6.2.2. Number of Features

The effect of the number of features are shown in Figure 12 and Figure 13. There are four connected vehicles running on the road with four objects and different numbers of features. It is obvious that increasing the number of features improves the accuracy of vehicle positioning and relative localization of the targets. Compared to raw measurements, even with a few features, the positioning and perception errors are reduced by exploiting the vehicle-to-target constraints and HD map information. It is noteworthy that at the intersection, the positioning accuracy is high when the number of features is 5, 10, or 30. However, if there is no feature i.e., no map information is used, the positioning error is obviously higher. This reflects the contribution of the HD map to vehicle positioning.

6.2.3. Number of Objects

In comparing the results obtained when the number of objects varies, we set $N_v=8$ and $N_f=0$. The corresponding results are given in Figure 14 and Figure 15. In the suburban zones, the increase in the number of objects improves the positioning. However, it is noteworthy that such an improvement in the intersection zone is not obvious. The reason is that in the former zone, there are very few V-V constraints, and V-O constraints play the main role in improving the results. Hence, adding objects can effectively improve the positioning. However, at the intersections, the V-V constraints formed by 8 vehicles are dominant and the results approach the theoretical bounds achievable. There is no significant improvement in accuracy with the addition of objects.

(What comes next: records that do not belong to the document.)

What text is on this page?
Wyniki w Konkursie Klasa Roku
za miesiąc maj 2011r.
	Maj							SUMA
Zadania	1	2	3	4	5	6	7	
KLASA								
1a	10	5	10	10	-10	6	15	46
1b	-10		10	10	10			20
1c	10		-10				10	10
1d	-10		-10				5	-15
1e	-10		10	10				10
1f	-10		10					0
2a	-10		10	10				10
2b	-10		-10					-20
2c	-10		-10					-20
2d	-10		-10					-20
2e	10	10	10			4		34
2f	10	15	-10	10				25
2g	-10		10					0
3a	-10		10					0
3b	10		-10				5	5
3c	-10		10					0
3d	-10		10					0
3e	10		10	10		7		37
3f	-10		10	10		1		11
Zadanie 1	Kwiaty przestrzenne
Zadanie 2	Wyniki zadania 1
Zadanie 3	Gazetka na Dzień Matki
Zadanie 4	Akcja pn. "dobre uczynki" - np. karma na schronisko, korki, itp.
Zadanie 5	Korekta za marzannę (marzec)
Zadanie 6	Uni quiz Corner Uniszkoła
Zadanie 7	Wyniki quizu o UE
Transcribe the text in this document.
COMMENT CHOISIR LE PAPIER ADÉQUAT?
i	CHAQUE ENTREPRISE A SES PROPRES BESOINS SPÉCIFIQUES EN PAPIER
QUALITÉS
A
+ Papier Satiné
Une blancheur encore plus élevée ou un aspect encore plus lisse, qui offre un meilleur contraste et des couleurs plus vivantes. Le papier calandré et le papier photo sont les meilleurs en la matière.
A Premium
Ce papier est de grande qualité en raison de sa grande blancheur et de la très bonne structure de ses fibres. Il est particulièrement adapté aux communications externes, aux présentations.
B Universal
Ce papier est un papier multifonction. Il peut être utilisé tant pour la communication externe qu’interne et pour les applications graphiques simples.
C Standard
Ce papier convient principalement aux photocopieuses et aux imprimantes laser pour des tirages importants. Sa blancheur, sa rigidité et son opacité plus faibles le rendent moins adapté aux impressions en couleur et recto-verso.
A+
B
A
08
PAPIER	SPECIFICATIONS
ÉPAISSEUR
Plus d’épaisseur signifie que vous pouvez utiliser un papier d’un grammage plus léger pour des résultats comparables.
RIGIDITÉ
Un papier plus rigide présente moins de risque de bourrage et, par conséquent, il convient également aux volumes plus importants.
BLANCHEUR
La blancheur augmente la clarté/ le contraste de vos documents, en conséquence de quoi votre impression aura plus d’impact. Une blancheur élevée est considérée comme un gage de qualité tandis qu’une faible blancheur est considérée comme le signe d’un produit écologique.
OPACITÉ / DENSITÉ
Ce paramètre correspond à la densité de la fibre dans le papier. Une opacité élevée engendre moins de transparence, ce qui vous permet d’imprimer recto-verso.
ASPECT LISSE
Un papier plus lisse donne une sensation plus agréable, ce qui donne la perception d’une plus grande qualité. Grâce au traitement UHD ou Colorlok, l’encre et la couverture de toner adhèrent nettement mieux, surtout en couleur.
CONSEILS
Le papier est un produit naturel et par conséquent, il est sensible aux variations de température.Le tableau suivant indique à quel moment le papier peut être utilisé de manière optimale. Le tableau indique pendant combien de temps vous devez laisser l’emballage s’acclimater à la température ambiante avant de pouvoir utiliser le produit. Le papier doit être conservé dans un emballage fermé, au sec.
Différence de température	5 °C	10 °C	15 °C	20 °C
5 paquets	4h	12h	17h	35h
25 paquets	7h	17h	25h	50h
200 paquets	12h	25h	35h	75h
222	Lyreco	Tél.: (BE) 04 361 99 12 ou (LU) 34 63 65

In the case of relative localization, increasing the number of objects can reduce the overall perception accuracy, instead. As the number of objects increases, the proportion of objects among all the perceived targets participating in the perceptual precision calculation increases. The objects are less constrained relative to other targets, and the overall clarity of perception declines. Considering this and the former discussion, we argue that V-O constraints are less effective than V-V and V-F constraints in improving multiple-target positioning accuracy.

7. Conclusions

This study focuses on the problem of multiple-target positioning for ICVs. We propose a unified theoretical framework for positioning both vehicles and other targets, wherein sensor data from V2X and HD map data are effectively fused with GNSS/INS and on-board sensors. By jointly exploiting the vehicle-to-target constraints and HD map information, the vehicular localization accuracy can be enhanced to meet the requirements of high-level automated driving by using low-cost GNSS/INS and on-board sensors in urban areas. Meanwhile, the confidence and integrity of the results of relative localization of targets are significantly improved, realizing sensing beyond line of sight and field of view, which can improve the transportation efficiency and safety. Furthermore, the proposed framework is applicable to more challenging scenarios entailing fewer connected vehicles and sparse features and objects. In future research, we plan to remove the limiting assumption of data association employed in this study by applying association methods in the process of optimization. We will also study the formulation of communication delay of V2X in the data fusion framework.